Derive an expression for mean free path from survival eqn exp(-x/λ)

[P4Penguin]

Homework Statement

The probability of gas molecules surviving a distance x without collision is given by exp(-x/λ), use this expression to prove λ = 1/nπσ² where σ = mean diameter and n = number density.

Relevant Equations

f(x) = exp(-x/λ)

If the distance between the centres of two molecules is σ, then imagining a a cylinder with radius σ the number of molecules can be given by πσ²cn where c = average velocity.
So mean free path can be given by λ = c/πσ²cn = 1/nπσ². But do I derive it from exp(-x/λ)?

 

[Charles Link]

I'll give you a hint to get started: The probability of no collision in distance $\Delta x$ is $1-n (\pi \sigma^2) \Delta x$. What is the probability it survives a finite distance $x$ with no collision? The rest is just a little calculus with the exponential $e$.
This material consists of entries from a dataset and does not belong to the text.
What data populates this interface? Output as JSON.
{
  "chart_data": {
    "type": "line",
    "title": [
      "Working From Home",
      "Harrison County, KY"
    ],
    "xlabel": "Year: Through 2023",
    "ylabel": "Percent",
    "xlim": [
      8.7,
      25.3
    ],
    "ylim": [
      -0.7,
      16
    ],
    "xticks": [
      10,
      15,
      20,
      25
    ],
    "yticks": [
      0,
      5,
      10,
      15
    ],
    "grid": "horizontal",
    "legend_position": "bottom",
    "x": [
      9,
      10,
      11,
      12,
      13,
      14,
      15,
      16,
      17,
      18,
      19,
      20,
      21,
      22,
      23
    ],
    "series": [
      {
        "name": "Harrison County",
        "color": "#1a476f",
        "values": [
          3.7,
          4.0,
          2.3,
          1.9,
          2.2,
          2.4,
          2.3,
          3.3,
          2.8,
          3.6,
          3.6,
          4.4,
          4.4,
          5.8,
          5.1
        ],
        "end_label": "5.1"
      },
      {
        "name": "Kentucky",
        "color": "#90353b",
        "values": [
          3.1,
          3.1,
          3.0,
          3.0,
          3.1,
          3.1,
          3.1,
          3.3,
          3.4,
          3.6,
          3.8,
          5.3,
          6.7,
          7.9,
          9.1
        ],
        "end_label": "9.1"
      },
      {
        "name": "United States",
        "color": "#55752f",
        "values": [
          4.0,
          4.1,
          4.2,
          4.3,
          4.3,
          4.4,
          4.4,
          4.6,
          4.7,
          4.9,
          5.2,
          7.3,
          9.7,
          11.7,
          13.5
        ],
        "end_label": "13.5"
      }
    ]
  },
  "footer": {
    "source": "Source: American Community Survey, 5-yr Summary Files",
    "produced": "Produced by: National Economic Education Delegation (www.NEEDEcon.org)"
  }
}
Edit: Note: $n (\pi \sigma^2) \Delta x$ is the probability of a collision in a very small distance $\Delta x$. Observe that $(\pi \sigma^2) \Delta x$ is the volume $\Delta V$ that gets spanned in a distance $\Delta x$, and for small volumes, the probability of another particle in that volume will be $n \Delta V$.

 

[Charles Link]

and a follow-on: Once you show that $P(X>x)=e^{-x/\lambda}$, then (what is called a probability distribution function) $F(x)=P(X \leq x) =1-e^{-x/\lambda}$. You then take a derivative to get the probability density function $f(x) =F'(x)$, and it is routine from there to calculate the mean free path.

Note: It is a little unclear from the statement of the problem exactly what they are looking for, but with what I gave you, you should be able to tie it all together. The problem is somewhat incomplete if all they are wanting is what I gave you here in post 3...

I suggest working it starting with post 2 above=that seems to be the more logical way of proceeding, rather than beginning with $P(X>x)=e^{-x/\lambda}$. With the hint of post 2, you can show that $P(X>x)=e^{-x/\lambda}$, etc. (Note: $X$ is the random variable for where the first collision occurs).

 

[Charles Link]

We=the Homework Helpers aren't supposed to furnish answers, but we could use some feedback from the OP @P4Penguin here: Were you able to show from post 2 that $P(X>x)=e^{-x/\lambda}$?

If you followed the hint, you then needed to use a little mathematics of the exponential function $e^x=\lim_{N \, \rightarrow \, \infty} (1+\frac{x}{N})^N$. This problem is a good mathematical exercise, but it might be somewhat advanced for a Biology or Chemistry student.

 

[P4Penguin]

I was able to get the expression of probability P = $e^{-x/\lambda}$. I followed the approach that the probability of no collision over $f(x+dx) = f(x)(1-\frac{dx}{\lambda})$ then expanded LHS using Taylor series. Then by taking the first two terms and neglecting the higher order terms, I get a differential equation, upon solving which $e^{-x/\lambda}$ is obtained. But I didn't understand this part: "You then take a derivative to get the probability density function f(x)=F′(x), and it is routine from there to calculate the mean free path."

 

[Charles Link]

"You then take a derivative to get the probability density function f(x)=F′(x), and it is routine from there to calculate the mean free path."

That is something they teach in a first year class in probability theory: $F(x)= P(X \leq x)=1-e^{-x/\lambda}$. Then $F(x+dx)=P(X \leq x+dx)$, so that $P(x<X \leq x+dx)=F(x+dx)-F(x)=F'(x) \, dx =f(x) \, dx$.
Then the mean free path $\bar{X}=\int x \, f(x) \, dx$.
The probability density function $f(x)$ and the mean free path $\bar{X}$ are readily computed.

also, from post 2 (the hint), the probability $P(X>x)=(1-n (\pi \sigma^2) \Delta x)^{x/\Delta x}$.
Here you could use the mathematics of $e^x$ from the second paragraph of post 4 to get
$P(X>x)=e^{-x/\lambda }$, with $\lambda=\frac{1}{n (\pi \sigma^2)}$.

Your way of solving it was rather clever, but you might find it good reading to see how the problem is more often approached, as I have done above. They normally don't give you $P(X>x)=e^{-x/\lambda}$ as the starting point=that is something that we are able to derive.